Marios Miene erhellte sich.
»Sie haben noch viel Zeit, Signori. Wenn Sie hier in meinen bescheidenen vier Wänden warten wollen … wie wäre es mit Espresso, Pizza-Slices … oder haben Sie schon ausgiebig gefrühstückt?«
Ich las in Milos Gesichtsausdruck, dass sich seine Laune zusehends besserte. Wir nahmen Marios Angebot an, bestanden jedoch darauf, die Sachen aus unserem Spesenbudget zu zahlen. Mit einiger Mühe ließ er sich überreden, hantierte an Espressomaschine und Pizzabackofen und redete dabei.
»Ich kenne diesen Sherrard nicht dem Namen nach, nur vom Sehen. Aber so, wie Sie ihn beschrieben haben, bin ich hundertprozentig sicher, dass er es ist.

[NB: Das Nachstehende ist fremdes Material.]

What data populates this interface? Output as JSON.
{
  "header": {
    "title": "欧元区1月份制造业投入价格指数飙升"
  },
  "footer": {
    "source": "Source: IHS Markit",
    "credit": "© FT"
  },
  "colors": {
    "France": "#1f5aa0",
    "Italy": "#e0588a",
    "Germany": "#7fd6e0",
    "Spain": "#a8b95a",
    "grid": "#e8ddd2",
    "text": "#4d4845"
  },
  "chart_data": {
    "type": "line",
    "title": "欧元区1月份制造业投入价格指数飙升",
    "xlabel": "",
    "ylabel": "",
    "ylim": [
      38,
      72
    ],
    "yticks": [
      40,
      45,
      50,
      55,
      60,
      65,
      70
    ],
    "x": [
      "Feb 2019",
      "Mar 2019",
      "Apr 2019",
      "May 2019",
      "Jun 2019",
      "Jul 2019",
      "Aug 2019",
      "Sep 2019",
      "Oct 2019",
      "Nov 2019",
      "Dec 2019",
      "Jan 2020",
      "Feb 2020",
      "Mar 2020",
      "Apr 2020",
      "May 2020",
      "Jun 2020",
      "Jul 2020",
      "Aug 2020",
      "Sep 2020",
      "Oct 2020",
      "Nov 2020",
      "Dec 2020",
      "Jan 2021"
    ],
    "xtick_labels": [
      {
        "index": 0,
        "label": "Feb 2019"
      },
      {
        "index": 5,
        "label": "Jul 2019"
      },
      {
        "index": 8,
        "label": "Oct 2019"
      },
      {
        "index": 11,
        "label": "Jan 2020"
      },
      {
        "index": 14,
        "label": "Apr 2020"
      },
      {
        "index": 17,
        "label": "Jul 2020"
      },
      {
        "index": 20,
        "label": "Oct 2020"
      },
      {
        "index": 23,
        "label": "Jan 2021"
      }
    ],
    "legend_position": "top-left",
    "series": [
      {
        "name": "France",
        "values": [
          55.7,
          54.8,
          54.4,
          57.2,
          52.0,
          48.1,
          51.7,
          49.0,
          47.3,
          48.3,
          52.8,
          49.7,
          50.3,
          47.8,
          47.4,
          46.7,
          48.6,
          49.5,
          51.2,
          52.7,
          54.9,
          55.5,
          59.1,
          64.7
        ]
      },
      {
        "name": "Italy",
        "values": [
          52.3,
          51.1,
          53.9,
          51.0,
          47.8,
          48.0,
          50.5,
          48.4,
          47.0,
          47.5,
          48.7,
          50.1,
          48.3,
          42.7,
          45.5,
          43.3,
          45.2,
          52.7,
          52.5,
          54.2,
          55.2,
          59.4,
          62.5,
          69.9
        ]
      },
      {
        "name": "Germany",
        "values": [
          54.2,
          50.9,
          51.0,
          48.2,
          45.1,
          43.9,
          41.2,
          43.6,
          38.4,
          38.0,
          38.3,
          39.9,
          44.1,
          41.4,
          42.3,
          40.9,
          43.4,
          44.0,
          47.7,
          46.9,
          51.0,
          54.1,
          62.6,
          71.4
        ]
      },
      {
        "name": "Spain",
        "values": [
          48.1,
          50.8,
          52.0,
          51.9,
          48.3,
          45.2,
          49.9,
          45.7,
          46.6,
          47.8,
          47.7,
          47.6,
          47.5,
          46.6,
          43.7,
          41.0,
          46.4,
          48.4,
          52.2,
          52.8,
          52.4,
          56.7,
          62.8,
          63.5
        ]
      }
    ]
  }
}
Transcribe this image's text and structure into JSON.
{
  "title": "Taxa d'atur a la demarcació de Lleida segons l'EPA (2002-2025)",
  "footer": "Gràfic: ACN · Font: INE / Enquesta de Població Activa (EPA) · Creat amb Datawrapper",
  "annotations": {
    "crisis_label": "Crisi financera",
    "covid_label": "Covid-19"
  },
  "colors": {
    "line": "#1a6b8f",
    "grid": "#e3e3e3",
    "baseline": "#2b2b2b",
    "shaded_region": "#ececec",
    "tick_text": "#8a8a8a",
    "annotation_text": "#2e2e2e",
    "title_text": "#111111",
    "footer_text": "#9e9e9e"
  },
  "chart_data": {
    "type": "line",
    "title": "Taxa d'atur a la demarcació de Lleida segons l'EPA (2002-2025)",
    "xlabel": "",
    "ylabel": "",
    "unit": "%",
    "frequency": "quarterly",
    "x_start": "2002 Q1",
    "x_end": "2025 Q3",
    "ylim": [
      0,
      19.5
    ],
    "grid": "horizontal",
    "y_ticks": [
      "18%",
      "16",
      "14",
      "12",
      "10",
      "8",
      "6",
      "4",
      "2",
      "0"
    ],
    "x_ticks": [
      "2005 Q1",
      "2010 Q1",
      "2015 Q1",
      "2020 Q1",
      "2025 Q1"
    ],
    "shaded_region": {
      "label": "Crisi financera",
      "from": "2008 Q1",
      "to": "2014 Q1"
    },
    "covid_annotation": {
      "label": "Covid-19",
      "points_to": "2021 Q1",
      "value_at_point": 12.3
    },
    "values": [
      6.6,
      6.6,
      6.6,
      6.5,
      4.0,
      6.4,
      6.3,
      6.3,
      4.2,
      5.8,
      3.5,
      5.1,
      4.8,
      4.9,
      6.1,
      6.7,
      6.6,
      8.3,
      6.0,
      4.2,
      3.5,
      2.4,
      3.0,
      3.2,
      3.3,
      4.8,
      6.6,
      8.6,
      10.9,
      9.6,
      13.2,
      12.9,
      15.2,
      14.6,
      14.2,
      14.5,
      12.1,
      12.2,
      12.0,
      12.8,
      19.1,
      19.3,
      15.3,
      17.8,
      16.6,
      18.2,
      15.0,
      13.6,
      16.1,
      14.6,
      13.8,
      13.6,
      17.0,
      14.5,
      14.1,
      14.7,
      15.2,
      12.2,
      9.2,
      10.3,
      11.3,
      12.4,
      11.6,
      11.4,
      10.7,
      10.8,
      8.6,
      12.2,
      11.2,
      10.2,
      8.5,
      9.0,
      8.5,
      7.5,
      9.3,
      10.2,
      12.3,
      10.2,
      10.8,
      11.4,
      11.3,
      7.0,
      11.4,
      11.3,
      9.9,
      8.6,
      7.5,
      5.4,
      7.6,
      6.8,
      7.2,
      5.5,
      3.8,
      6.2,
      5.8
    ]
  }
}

So ein Typ fällt in dieser Gegend auf, kann ich Ihnen sagen. Erstens fährt er einen Mordsschlitten. Einen Stingray, silbermetallic. Wenn der draußen vorbeibrummt, zittern bei mir die Fensterscheiben. Und dann dieser Sherrard selbst! Sieht aus wie der reinste Zuhälter. Zwei- oder dreimal war er hier im Laden, wenn sein Mädchen sich verspätet hatte…«
»Moment«, unterbrach ich ihn, »wo treffen sich die beiden?«
»Sie sind an der richtigen Adresse, Signori.« Mario servierte uns den dampfenden Espresso in kleinen braunen Tassen und lächelte. »Einen besseren Beobachtungsposten als meinen Laden können Sie sich nicht wünschen.«
Blasse Sonnenstrahlen brachen durch den Smog, der über New York City hing. Die Wohnruinen nordöstlich vom Harlem River waren in ein unwirkliches Licht getaucht, das der Gegend keinen Hauch von Freundlichkeit zu geben vermochte.
Avril Grainger öffnete ihre Handtasche und schob zwei Ein-Dollar-Noten durch die kleine Schiebeöffnung in der Panzerglasscheibe, die den Innenraum des Taxis in zwei Hälften teilte.
Der Driver gab zwei Nickel als Wechselgeld zurück. Er musterte das dunkelhaarige Girl mit einem besorgten Blick.
»Ehrlich gesagt, Miss, nicht mal ich würde hier aussteigen. Und ich bin schließlich …«
»Ja, Sie sind schließlich ein Mann«, unterbrach ihn Avril lächelnd, »und ich habe noch keinen Taxifahrer erlebt, der nicht haargenau den gleichen Vers aufsagt. Vielen Dank für die Warnung, Mister. Passen Sie auf, dass Ihnen keiner einen Stein in die Windschutzscheibe wirft.«
Sie stieß die Tür auf, schwang sich hinaus und zog die Handtasche hinter sich her.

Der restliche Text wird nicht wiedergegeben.